To get Black History Month started, I decided to find some information on the pioneers in the medical field. I love that so many great accomplishments from my culture paved the way for later generations. I hope that one day I too can become a pioneer in my own right. I will continue to pay homage to those that came before me and appreciate their great works.

Dr. Daniel Hale Williams (1858–1931)

Known as the physician to perform the first successful open heart surgery, Dr. Williams became acutely aware of the lack of training for black doctors and nurses. As a result, he organized the first black-owned hospital in the United States, Provident Hospital and Training School for Nurses, in 1891. (source)

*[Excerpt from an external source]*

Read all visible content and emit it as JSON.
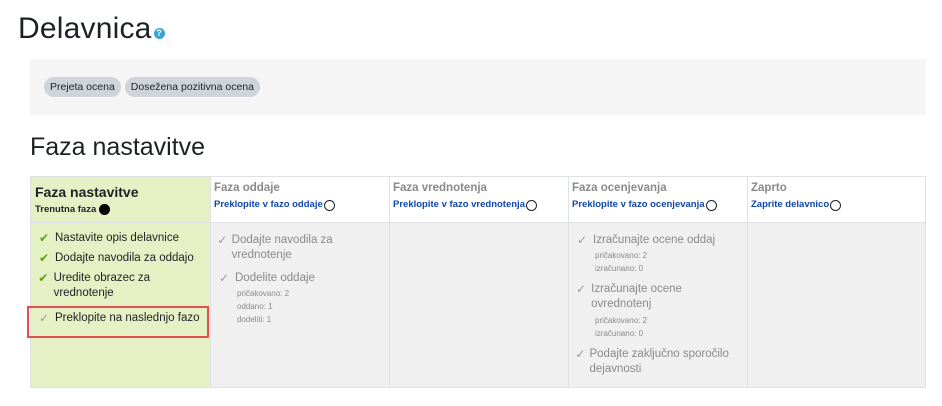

Mary Eliza Mahoney (1845-1926)

After working at the New England Hospital for Women and Children Training School for Nurses for 15 years, Mahoney was finally accepted into the school in 1879. She became the first professionally trained black nurse in America and went on to advocate for race equality in the medical field. (source)

Dr. William Augustus Hinton (1883-1959)

Born to former slaves, Dr. Hinton attended the three-year, pre-medicine program at University of Kansas. He completed the program in two years and transferred to Harvard University, where he earned his Bachelor of Science degree in 1905. After teaching for several years, Dr. Hinton enrolled in Harvard’s medical school and eventually became the first black instructor at the prestigious university, where he taught bacteriology and immunology for more than 30 years. He became internationally recognized for his work on the detection and vaccination of syphilis, known as the “Hinton Test”. Dr. Hinton published the first African American textbook, Syphilis and Its Treatment, in 1936. (source)

Dr. Rebecca Lee Crumpler (1831-1895)

Frequently recognized at the first African American women to earn a Doctor of Science degree, Rebecca Lee Crumpler, M.D, graduated in 1863 from the New England Female Medical College. “She devoted her life to improving health in the black community through research and clinical work. When the Civil War ended, she realized that whole communities of newly-freed blacks in the South would urgently need medical care,” according to PBS.

Dr. Charles Drew (1904-1950)

During World War II, Dr. Drew “forged a new understanding of blood plasma that allowed blood to be stored for transfusions,” according to PBS. He was also the first director of the American Red Cross Blood Bank.

So many more advancements and medical milestones are attributed to African Americans and include these contemporary pioneers:

  • Dr. Benjamin Carson became the first African-American neurosurgeon to separate conjoined twins.
  • Dr. Jocelyn Elders became the first Black Surgeon General of the US in 1993.
  • Dr. David Satcher became the first Black to head the CDC in 1993.

IU Health, a unique partnership with Indiana University School of Medicine, one of the nation’s leading medical schools, honors the accomplishments of these medical professionals whose lessons are still taught today.